LACONIA — Restore a fair and nonpartisan process for determining voting districts, and end the gerrymandering that has created districts with towns that have no common interests. That was the message residents had for the the House Special Committee on Redistricting at a public hearing on Oct. 19 at the Belknap Mill.
Of particular concern were the cases of Meredith and Gilford, sharing representation because they are contiguous towns on the map but which are separated by Lake Winnipesaukee.
Tony Carita of Meredith commented, “For people running for state rep, for them to get to a common border, they’d have to paddle canoes out into the middle of Lake Winnipesaukee. If you actually wanted to drive from Meredith to Gilford, it’s a 12-mile drive.”
Meredith is among a number of communities that passed town meeting resolutions that urged the state legislature to “carry out the redistricting in a fair and transparent way through public meetings, not to favor a particular political party, to include communities of interest, and to minimize multi-seat districts.”
The Coalition For Open Democracy, an advocacy group promoting political equality, provided the templates for the warrant articles, pointing out that 62 towns that were eligible for their own House district were denied it in the 2011 redistricting process. Senate districts crossed county lines and divided “communities of interest” that shared high schools or public health regions. Executive Council District 2 snakes from the Vermont to the Maine border.
The Special Committee on Redistricting is charged with adjusting the boundaries of congressional, executive council, state senate, state representative, county commissioner, and state party delegate districts based on the 2020 census. It has been meeting at locations in each county of the state to take testimony from citizens before attempting to redraw the maps.
Based on the state census showing 1,377,529 residents, and a 400-member House of Representatives, the committee determined that the “ideal population” to determine a House district is 3,444. In Meredith’s case, the town falls just 226 residents short of qualifying for two representatives, while Gilford has 811 residents more than the number needed for two representatives. At present, the two towns share four reps, but three reside in Gilford.
Sandy Mucci of Meredith said the combined representation disenfranchises both towns because they have nothing in common. Carita said that, if an issue came up that would benefit Gilford but hurt Meredith, it would be a 3-1 vote and Meredith would lose out.
Rep. Norman Silber of Gilford said multi-town districts are necessary, but he also acknowledged that Meredith has very different concerns from Gilford, such as its objection to being a “donor town” that pays more in state education taxes to benefit needy towns. “While I live in Gilford, I do represent the people in Meredith,” he said.
Belknap County Commissioner Hunter Taylor of Alton, prefacing his remarks by saying he was speaking as a citizen and not in his official capacity, said it makes sense to split Gilford and Meredith into separate districts, each having two representatives. He noted that Meredith has only a 3% shortfall in meeting the threshold for two representatives.
Taylor also outlined other changes that would provide better representation to the towns.

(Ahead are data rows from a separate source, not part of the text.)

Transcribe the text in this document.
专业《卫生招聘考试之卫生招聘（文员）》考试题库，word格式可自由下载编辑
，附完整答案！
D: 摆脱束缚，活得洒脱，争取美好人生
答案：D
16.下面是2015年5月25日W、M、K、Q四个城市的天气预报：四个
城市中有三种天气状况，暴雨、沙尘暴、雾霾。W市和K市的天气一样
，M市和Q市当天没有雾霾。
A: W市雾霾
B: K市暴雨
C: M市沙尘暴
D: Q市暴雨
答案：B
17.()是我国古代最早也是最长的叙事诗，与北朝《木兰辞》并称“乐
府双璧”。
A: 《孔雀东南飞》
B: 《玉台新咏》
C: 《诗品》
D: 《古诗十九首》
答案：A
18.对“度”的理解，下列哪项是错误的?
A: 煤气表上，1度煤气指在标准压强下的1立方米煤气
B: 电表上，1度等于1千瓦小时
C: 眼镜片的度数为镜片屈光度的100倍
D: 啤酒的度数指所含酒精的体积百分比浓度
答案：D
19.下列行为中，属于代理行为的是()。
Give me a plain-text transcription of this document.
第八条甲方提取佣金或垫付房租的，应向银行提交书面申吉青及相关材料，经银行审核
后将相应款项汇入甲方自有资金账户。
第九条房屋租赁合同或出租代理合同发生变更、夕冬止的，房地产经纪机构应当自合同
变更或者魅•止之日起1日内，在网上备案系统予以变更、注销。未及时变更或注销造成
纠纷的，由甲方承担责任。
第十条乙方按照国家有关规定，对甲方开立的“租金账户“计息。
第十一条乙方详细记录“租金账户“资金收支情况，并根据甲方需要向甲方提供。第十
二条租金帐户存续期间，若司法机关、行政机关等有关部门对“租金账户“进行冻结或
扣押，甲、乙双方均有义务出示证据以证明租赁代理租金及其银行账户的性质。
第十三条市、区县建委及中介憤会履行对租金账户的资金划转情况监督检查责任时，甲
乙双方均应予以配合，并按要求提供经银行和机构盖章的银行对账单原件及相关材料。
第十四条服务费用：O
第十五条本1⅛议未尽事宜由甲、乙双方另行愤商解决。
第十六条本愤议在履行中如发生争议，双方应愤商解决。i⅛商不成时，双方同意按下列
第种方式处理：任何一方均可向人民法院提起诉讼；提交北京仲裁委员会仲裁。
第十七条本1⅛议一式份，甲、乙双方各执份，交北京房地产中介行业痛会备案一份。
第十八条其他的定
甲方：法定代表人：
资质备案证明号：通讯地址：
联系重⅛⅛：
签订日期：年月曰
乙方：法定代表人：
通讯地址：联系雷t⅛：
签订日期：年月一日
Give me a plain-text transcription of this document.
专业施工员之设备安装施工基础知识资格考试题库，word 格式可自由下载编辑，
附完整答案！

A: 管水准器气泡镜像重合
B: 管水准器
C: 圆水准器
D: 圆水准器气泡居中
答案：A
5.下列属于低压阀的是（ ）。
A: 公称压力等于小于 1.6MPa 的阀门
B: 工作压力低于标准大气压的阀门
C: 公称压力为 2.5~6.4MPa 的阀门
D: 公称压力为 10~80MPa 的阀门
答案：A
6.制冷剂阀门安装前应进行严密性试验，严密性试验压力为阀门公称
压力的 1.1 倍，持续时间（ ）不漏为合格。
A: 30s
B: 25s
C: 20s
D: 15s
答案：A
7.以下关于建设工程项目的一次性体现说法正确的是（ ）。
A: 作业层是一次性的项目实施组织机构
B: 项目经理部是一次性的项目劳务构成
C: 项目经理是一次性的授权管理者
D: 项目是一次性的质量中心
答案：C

Gilmanton is paired with Alton for two shared seats, and with Alton and Barnstead for a floterial seat to represent the three towns. He said that, based on their populations, Alton, Barnstead, and Gilmanton qualify for one representative each, and Alton and Barnstead could share a representative. Other speakers also noted that Gilmanton has lacked a representative from that town since the 2011 redistricting took place.
Taylor said Laconia’s population is just 349 short of qualifying for a fifth representative, a 2% short-fall that is within a “reasonable deviation” from the “ideal population” figure. He noted that, as the county’s only city, Laconia has “an array of issues and problems setting it apart from the towns in Belknap County.”
Rep. Tim Lang of Sanbornton urged the committee to separate Tilton and Sanbornton which currently are in a shared district. Although Sanbornton falls short of the “ideal population” by 418, or 12%, Tilton exceeds the necessary number of residents.
Many of the speakers asked for a second round of public hearings once a draft map is developed, so they can comment on it before it is finalized.
Jim McFarland of Meredith ended the hearing by demanding that the committee make public the algorithms and criteria it uses to develop its map, that it share the census data, that it hold its meetings in public with at least seven days of advance notice, that meeting minutes be promptly posted, and that public hearings and listening sessions should be live-streamed and recorded on the committee’s website.
Tuesday’s meeting was not live-streamed, but was recorded and will be available on the website.
McFarland said the sessions also should be on Zoom to allow more public participation. He repeated the call for the maps to be open for public discussion.
“Soliciting the contributions and review by nonpartisan redistricting experts to assist the committee with the process structure and criteria employed and redistricting challenges, as [Brian Beihl, deputy di-rector of Open Democracy] proposed and offered to the committee” should be part of the process if voters are to trust the results, McFarland said.
“To do otherwise is to perpetuate the injustice inflicted on Meredith’s voters in 2011, depriving us of our rightful representation,” he concluded. “Consider your legacy and choose to defend rather than destroy democracy in New Hampshire.”